It's not wise to upset a Wookiee. The special effects shop founded by the stop-motion master Phil Tippett delves into a holochess match more than 40 years in the making.
Watch closely as Chewbacca and Tobias Beckett engage in a friendly game of dejarik en route to Kessel in Solo: A Star Wars Story, and you’ll see the frustrated Wookiee take his aggression out on the table, slapping at the holographic pieces in vain.
But his brute strength has a lasting effect, a clever Easter egg that explains at least one of the physical alterations on the ship as it changed hands from Lando to Han Solo. As the Wookiee rages, the table sparks, freshly-dislodged buttons tumble to the floor, and two of the game pieces fizzle out of existence, never to be seen again.
As it turns out, the scene wasn’t supposed to play out quite in this way. Conceived as a way to pay tribute to the original stop-motion creatures that were created by Phil Tippett and Jon Berg for the first holochess match aboard the Millennium Falcon in A New Hope, the Solo: A Star Wars Story script called for the resurrection of the complete 10-piece set, based on the original models, says Tippett Studio’s Chris Morley, the VFX supervisor for Solo.
When Morley saw Joonas Suotamo’s performance (and the unintended effect his mighty acting had on the table) he decided his team should add the special effects to obliterate the two pieces on film, bringing the story of the complete holochess set to a conclusion on screen. “He slammed it down with such force it busted two of the little plastic buttons. It’s total serendipity that two of the glowing lights got busted and two of the lost chess pieces were on that board at that moment,” Morley says. He knew what he had to do. “Oh, it’s obvious, they have to glitch!”

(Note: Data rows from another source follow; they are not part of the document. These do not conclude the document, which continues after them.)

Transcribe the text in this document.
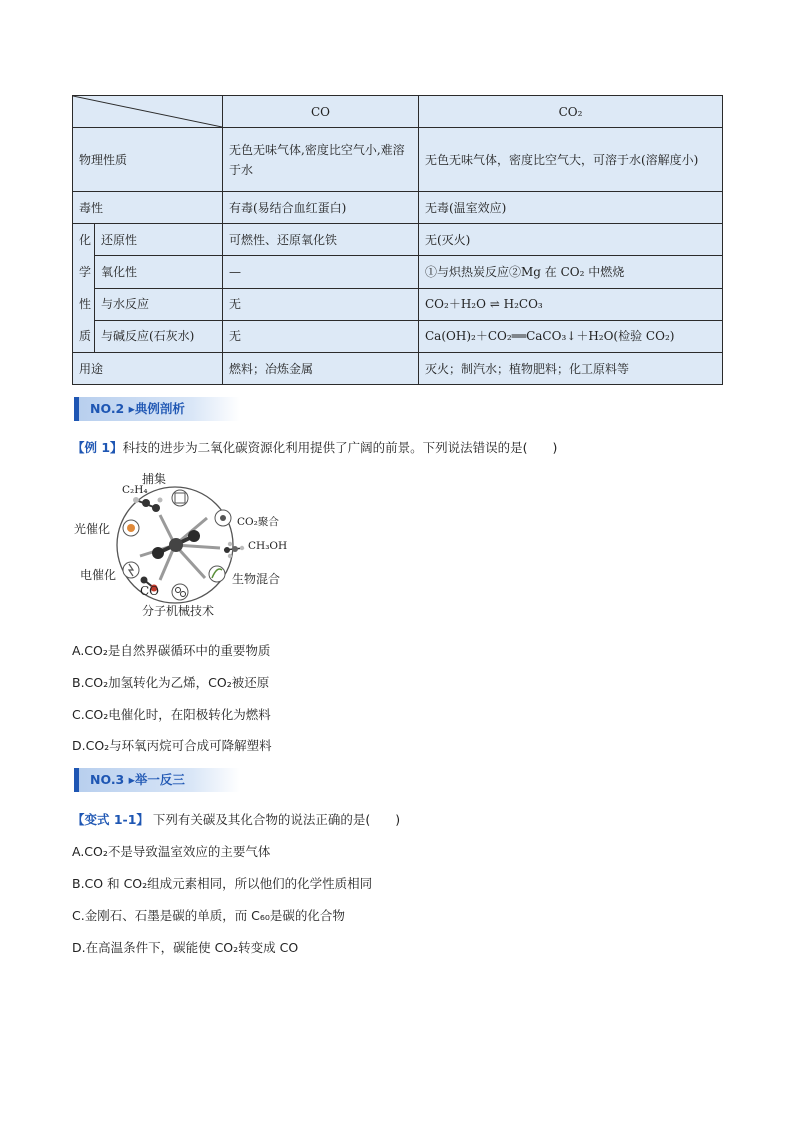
	CO	CO₂
物理性质		无色无味气体,密度比空气小,难溶于水	无色无味气体，密度比空气大，可溶于水(溶解度小)
毒性		有毒(易结合血红蛋白)	无毒(温室效应)

化
学
性
质	还原性	可燃性、还原氧化铁	无(灭火)
	氧化性	—	①与炽热炭反应②Mg 在 CO₂ 中燃烧
	与水反应	无	CO₂＋H₂O ⇌ H₂CO₃
	与碱反应(石灰水)	无	Ca(OH)₂＋CO₂══CaCO₃↓＋H₂O(检验 CO₂)
用途		燃料；冶炼金属	灭火；制汽水；植物肥料；化工原料等
NO.2 ▸典例剖析
【例 1】科技的进步为二氧化碳资源化利用提供了广阔的前景。下列说法错误的是(　　)
捕集
C₂H₄
CO₂聚合
CH₃OH
光催化
电催化
CO
生物混合
分子机械技术
A.CO₂是自然界碳循环中的重要物质
B.CO₂加氢转化为乙烯，CO₂被还原
C.CO₂电催化时，在阳极转化为燃料
D.CO₂与环氧丙烷可合成可降解塑料
NO.3 ▸举一反三
【变式 1-1】 下列有关碳及其化合物的说法正确的是(　　)
A.CO₂不是导致温室效应的主要气体
B.CO 和 CO₂组成元素相同，所以他们的化学性质相同
C.金刚石、石墨是碳的单质，而 C₆₀是碳的化合物
D.在高温条件下，碳能使 CO₂转变成 CO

Morley recently sat down with StarWars.com to talk about how the tiny puppets from the first Star Wars film influenced the newest set incarnation and why stop-motion is still an essential part of filmmaking today.
‘Waiting in the wings’
It can be said that Tippett, a special effects icon, puts himself into his work, with more than four decades in the field helping to design and shape the movements of stop motion creatures. His namesake studio in Berkeley, California, is brimming with treasures and trophies. Although absent during the interview, Tippett remains in spirit, his head poking up through the snowy terrain on Hoth in a behind-the-scenes photo of him puppeteering a tauntaun for The Empire Strikes Back.
And his presence is still felt in the menagerie on the Millennium Falcon’s dejarik table. After designing and animating the stop-motion creatures for the 1977 production, the props were posed as a trophy and gifted to George Lucas, Morley says. For a time, the puppets sat on the creator’s desk.
In 2015, Tippett Studio was called in to recreate the eight creatures for a scene in The Force Awakens, in which the game pieces flicker to life as Finn accidentally rests his arm on the table. “Phil remembered giving the gift to George,” Morley says, but the modern-day crew at the special effects studio was tasked with tracking them down inside the Lucasfilm Archives at Skywalker Ranch. Once found, they had to be scanned and refashioned. “There’s no touching these little puppets because they were made of foam and latex and after 30-some odd years, if you were to move the arm …it would just crumble,” Morley says.
Updating the puppets to a more durable silicone design, Tippett’s fabricators used some of Tippett’s real beard hair and locks from his daughter, Samantha, to add a tuft along the spine of the hulking puppet whose behind-the-scenes nickname is simply Mr. Big.